The number of Americans filing applications for unemployment benefits dropped sharply for a second straight week, pushing total claims down to the lowest level in two months.
The Labor Department reported that 304,000 newly laid off workers filed claims for jobless benefits last week, a drop of 20,000 from the previous week when claims had fallen by 34,000.
The two straight weeks of big declines pushed claims down to the lowest level since they were at 300,000 the week of Oct. 14. The recent decreases bolstered the view that even though economic growth has slowed sharply this year, employers are holding on to their existing workforce in anticipation of an economic rebound.
Labor Department analysts cautioned that it was difficult to get a clear reading on layoff activity in the period between Thanksgiving and New Year's Day because the various holidays disrupt the normal pattern for filing claims.
Still, the big decline of 20,000 applications was far better than the drop of 4,000 that economists had been expecting. The claims report was just the most recent indication that the labor market is holding up well in the face of the current economic slowdown.
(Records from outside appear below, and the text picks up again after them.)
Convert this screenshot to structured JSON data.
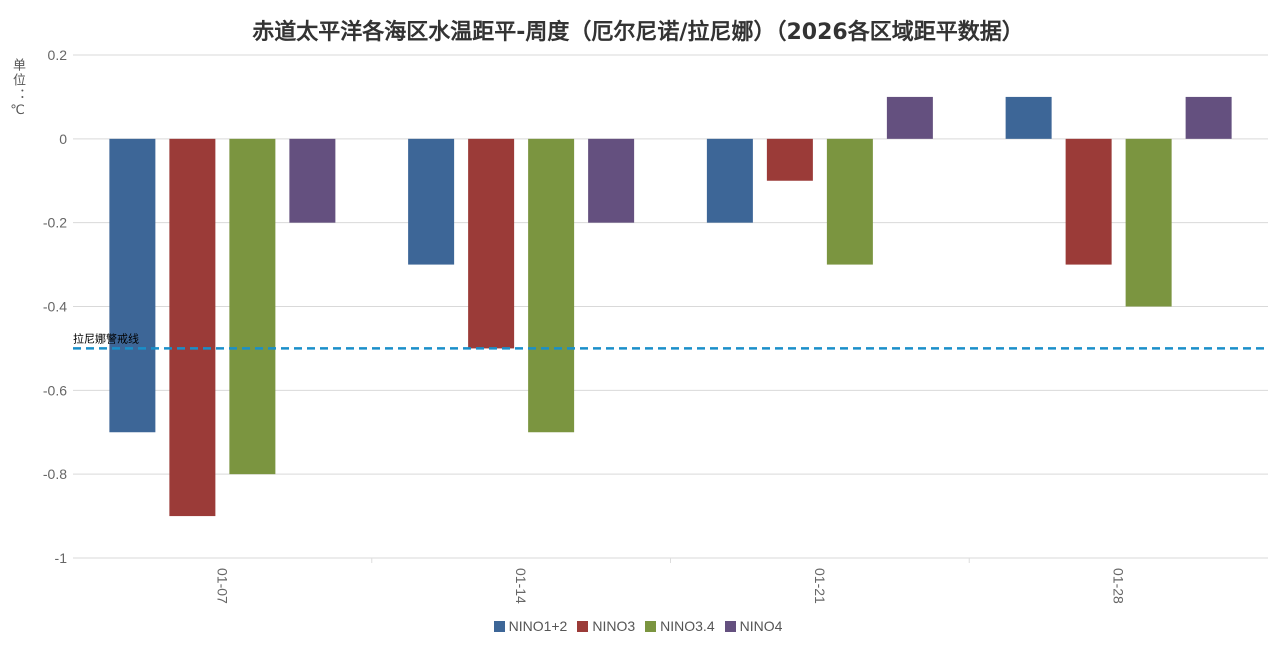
{
  "chart_data": {
    "type": "bar",
    "title": "赤道太平洋各海区水温距平-周度（厄尔尼诺/拉尼娜）（2026各区域距平数据）",
    "ylabel": "单位：℃",
    "xlabel": "",
    "categories": [
      "01-07",
      "01-14",
      "01-21",
      "01-28"
    ],
    "series": [
      {
        "name": "NINO1+2",
        "color": "#3d6697",
        "values": [
          -0.7,
          -0.3,
          -0.2,
          0.1
        ]
      },
      {
        "name": "NINO3",
        "color": "#9b3b38",
        "values": [
          -0.9,
          -0.5,
          -0.1,
          -0.3
        ]
      },
      {
        "name": "NINO3.4",
        "color": "#7b9540",
        "values": [
          -0.8,
          -0.7,
          -0.3,
          -0.4
        ]
      },
      {
        "name": "NINO4",
        "color": "#64507f",
        "values": [
          -0.2,
          -0.2,
          0.1,
          0.1
        ]
      }
    ],
    "ylim": [
      -1,
      0.2
    ],
    "yticks": [
      0.2,
      0,
      -0.2,
      -0.4,
      -0.6,
      -0.8,
      -1
    ],
    "ytick_labels": [
      "0.2",
      "0",
      "-0.2",
      "-0.4",
      "-0.6",
      "-0.8",
      "-1"
    ],
    "grid": true,
    "legend": "bottom-center",
    "reference_line": {
      "value": -0.5,
      "label": "拉尼娜警戒线",
      "color": "#1a8fc9"
    }
  }
}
The government reported last week that employers added 132,000 jobs to their payrolls in November after adding just 79,000 jobs in October. The gain occurred in spite of the fact that construction companies slashed 29,000 positions last month, reflecting the big downturn in housing this year, while manufacturing lost jobs for a fifth consecutive month as the nation's automakers continued to struggle.
The overall economy, which started the year at a sizzling 5.6% growth rate, slowed to sluggish 2.2% rate in the summer.
While there had been concerns that the deepening troubles in housing might push the country into a full-blown recession, those fears have eased recently with the expectation that the retreat in gasoline prices from record highs above $3 per gallon will give consumers more money to spend on other items.
Reports this week that the trade deficit shrank sharply in October and retail sales rebounded in November have prompted many economists to boost their forecasts for fourth quarter growth by about one-half percentage point to around 2.5%.